Troy Corser's factory Aprilia RSV1000 was just as irresistible in the sun as it was in the blustery conditions that preceded Sunday's first 23 lap race that signalled the start of the 2001 World Superbike Championship, the Australian rider leading all but three laps of the twisty 2.95-mile circuit as he won with relative ease.
From pole-position on the massive 32 bike grid, Corser was more or less able to dictate the race as he wished once he had overhauled team-mate Regis Laconi who had made the best start of all from second spot on the grid and led the pack into the first turn.
Factory Castrol Honda team-mates Colin Edwards and Tadayuki Okada had also muscled their way ahead of Corser on the run down to Turn One, their brutish VTR 1000 SP machines revelling in a straight line but decidedly unhappy around the plethora of slow and medium speed corners that characterise (Valencia - character??) the Ricardo Tormo track.
It took Corser just over a lap to depose both the reigning World Champion and his team-mate and then a further laps to steadily close Laconi down, making the decisive move going into Turn Four on lap three. From then on the race was in Corser's hands as he gradually broke a spirited challenge from Laconi and moved clear from the Frenchman before the battling Ducati's of Ben Bostrom and Troy Bayliss had the opportunity to tag along behind him.
Setting a number of fastest laps during the middle portion of the race, traditionally Corser's weakest point, the gap back to second spot opened to nearly five seconds in the latter stages and a near perfect performance was only spoiled by a potentially disastrous last lap collision with a backmarker as Corser tried to duck underneath Johann Wolfsteiner when there was no real need to.
That said it was a highly accomplished performance from the slimmed down and re-focused Corser who has set out his stall and made his bid for a second World Title right from the off and he enters race two as red hot favourite to defend his race one success. The final gap back to second could have been much more than the final 3.6 seconds but Corser won't be concerned with that.

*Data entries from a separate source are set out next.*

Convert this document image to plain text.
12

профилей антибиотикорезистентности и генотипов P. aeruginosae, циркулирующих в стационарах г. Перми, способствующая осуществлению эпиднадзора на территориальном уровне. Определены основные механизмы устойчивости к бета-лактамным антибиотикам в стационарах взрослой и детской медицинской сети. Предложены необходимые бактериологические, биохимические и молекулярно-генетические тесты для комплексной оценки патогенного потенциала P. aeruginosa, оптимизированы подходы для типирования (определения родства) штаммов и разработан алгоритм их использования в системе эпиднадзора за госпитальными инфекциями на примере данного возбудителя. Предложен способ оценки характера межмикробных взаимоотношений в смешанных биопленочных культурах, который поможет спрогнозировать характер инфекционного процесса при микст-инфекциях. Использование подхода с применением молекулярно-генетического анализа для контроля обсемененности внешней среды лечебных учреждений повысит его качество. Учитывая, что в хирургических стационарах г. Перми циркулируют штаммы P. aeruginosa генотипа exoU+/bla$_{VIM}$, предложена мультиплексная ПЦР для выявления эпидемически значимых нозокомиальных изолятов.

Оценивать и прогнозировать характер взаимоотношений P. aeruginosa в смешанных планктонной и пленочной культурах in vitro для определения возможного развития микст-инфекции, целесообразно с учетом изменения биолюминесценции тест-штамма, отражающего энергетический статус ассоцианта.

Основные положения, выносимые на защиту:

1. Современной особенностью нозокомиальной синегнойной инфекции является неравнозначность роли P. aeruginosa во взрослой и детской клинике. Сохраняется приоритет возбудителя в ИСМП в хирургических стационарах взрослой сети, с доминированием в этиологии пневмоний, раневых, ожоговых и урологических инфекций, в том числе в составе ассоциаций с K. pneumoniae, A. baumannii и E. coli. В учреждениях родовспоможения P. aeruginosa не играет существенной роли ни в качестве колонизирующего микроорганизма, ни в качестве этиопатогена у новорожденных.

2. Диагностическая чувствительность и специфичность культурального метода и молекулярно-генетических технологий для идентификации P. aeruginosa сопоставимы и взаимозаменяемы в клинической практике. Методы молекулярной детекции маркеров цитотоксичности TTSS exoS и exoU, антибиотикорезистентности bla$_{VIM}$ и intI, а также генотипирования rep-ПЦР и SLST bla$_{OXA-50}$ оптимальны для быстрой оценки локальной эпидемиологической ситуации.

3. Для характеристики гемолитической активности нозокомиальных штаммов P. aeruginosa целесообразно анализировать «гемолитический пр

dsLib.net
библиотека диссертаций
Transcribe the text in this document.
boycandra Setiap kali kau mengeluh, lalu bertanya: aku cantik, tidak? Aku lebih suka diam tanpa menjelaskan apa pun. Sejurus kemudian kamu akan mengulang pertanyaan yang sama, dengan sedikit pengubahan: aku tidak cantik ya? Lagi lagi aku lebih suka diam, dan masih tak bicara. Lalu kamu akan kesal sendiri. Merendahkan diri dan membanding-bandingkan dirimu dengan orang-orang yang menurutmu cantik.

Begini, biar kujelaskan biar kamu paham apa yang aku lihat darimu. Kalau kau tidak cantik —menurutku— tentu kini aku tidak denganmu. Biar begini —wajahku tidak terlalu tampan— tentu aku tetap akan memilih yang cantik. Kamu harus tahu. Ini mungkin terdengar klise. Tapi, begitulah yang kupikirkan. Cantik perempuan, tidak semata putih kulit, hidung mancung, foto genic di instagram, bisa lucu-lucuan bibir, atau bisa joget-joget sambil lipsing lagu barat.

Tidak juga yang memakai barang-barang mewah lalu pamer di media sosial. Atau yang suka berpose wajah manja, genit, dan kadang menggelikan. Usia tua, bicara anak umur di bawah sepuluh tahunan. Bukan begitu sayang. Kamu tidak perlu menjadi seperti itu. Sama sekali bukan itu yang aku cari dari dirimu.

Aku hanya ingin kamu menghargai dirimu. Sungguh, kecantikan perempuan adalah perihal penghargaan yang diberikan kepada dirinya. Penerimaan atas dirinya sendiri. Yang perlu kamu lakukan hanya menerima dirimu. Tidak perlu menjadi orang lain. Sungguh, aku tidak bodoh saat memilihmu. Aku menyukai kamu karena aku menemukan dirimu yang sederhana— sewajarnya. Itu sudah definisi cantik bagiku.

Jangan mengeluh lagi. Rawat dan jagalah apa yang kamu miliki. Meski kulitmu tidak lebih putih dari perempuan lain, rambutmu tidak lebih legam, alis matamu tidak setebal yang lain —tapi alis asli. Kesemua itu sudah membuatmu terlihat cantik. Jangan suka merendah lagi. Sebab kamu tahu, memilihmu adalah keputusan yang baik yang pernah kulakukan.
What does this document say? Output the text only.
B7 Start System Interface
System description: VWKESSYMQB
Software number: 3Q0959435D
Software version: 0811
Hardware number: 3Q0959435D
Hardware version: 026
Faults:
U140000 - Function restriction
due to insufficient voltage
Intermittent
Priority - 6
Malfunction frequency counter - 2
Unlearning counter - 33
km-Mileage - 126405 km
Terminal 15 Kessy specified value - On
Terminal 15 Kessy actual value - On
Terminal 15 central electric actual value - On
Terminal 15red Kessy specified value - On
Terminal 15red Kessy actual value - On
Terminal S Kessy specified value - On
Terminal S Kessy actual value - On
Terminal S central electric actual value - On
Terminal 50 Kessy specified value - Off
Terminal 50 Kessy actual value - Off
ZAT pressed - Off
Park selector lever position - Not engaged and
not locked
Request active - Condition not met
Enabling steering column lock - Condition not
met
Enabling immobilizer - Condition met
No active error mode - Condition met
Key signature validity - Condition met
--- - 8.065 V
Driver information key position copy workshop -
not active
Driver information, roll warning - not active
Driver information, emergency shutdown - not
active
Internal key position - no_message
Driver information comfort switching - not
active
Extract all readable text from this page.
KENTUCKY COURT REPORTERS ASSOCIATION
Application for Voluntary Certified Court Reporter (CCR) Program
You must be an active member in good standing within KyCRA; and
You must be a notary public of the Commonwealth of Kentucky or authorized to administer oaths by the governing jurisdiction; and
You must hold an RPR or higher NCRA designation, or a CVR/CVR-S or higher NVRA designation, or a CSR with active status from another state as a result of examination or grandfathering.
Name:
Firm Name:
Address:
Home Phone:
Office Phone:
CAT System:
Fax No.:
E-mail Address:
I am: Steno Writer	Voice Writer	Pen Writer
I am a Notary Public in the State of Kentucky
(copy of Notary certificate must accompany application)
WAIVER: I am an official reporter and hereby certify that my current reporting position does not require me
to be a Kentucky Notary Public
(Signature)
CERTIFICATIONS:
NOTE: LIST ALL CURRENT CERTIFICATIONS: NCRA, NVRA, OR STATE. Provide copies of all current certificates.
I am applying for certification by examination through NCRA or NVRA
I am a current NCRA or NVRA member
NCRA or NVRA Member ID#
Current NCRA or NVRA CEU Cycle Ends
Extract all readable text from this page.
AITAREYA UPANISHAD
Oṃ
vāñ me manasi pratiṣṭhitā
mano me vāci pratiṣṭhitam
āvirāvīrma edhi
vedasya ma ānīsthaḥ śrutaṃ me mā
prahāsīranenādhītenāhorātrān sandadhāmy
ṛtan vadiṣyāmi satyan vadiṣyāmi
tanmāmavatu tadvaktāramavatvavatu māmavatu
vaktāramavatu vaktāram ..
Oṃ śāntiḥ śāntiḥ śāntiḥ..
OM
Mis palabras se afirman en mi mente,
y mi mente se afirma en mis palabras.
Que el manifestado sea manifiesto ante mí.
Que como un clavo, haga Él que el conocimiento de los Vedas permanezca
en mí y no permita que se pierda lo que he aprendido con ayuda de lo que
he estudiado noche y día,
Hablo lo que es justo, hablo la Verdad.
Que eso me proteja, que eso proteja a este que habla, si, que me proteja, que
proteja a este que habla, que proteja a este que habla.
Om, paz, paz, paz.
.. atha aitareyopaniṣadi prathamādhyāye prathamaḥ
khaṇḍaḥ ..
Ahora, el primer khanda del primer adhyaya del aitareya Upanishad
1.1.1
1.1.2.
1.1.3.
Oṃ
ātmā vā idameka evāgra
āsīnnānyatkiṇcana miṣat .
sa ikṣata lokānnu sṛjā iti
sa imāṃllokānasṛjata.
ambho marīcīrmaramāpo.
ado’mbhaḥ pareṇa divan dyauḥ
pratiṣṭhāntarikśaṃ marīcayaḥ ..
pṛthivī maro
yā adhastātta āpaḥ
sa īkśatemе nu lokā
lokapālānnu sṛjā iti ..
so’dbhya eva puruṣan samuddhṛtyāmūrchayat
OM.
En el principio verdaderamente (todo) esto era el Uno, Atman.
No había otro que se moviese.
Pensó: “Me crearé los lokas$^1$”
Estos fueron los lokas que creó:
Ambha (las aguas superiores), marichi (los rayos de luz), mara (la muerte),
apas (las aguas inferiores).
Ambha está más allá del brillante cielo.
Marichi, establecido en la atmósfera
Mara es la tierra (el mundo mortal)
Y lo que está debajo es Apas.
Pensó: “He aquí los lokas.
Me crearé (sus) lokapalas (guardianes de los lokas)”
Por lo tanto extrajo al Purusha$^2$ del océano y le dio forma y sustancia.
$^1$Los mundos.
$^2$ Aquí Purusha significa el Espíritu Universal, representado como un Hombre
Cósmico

With Corser giving a demonstration run at the head of the pack, the main interest was focused around the battle for second, eventually won by the factory Infostrada Ducati of Troy Bayliss after an almighty struggle with Ben Bostrom and Laconi, the American rider taking the final podium spot as the Frenchman faded slightly in the final stages, finally finishing more than six seconds behind Corser. Bostrom was perhaps happiest of all after a scary morning warm up incident in which Bertrand Stey's White Endurance Honda struck him after the French rider had collided with another bike and crashed as Bostrom was walking back to the pits, his bike also in the gravel. Bostrom was uninjured but Stey broke a bone in his and despite taking the start, he retired after four laps, the pain causing too much discomfort.
Both Castrol Honda's were unable to sustain their pace from the opening laps and were gradually overhauled by the two Ducati's and the leading Kawasaki of home-town hero Gregorio Lavilla, comfortably ensconced as the best placed Spaniard after the retirement of Ducati's Ruben Xaus. Edwards plugged on home to sixth, 22 seconds behind Corser and 11 seconds behind Lavilla in what has become a salvage operation until the Championship heads to Kyalami in three weeks time while Okada endured a tough WSBK baptism and retired with a mechanical problem after just six laps.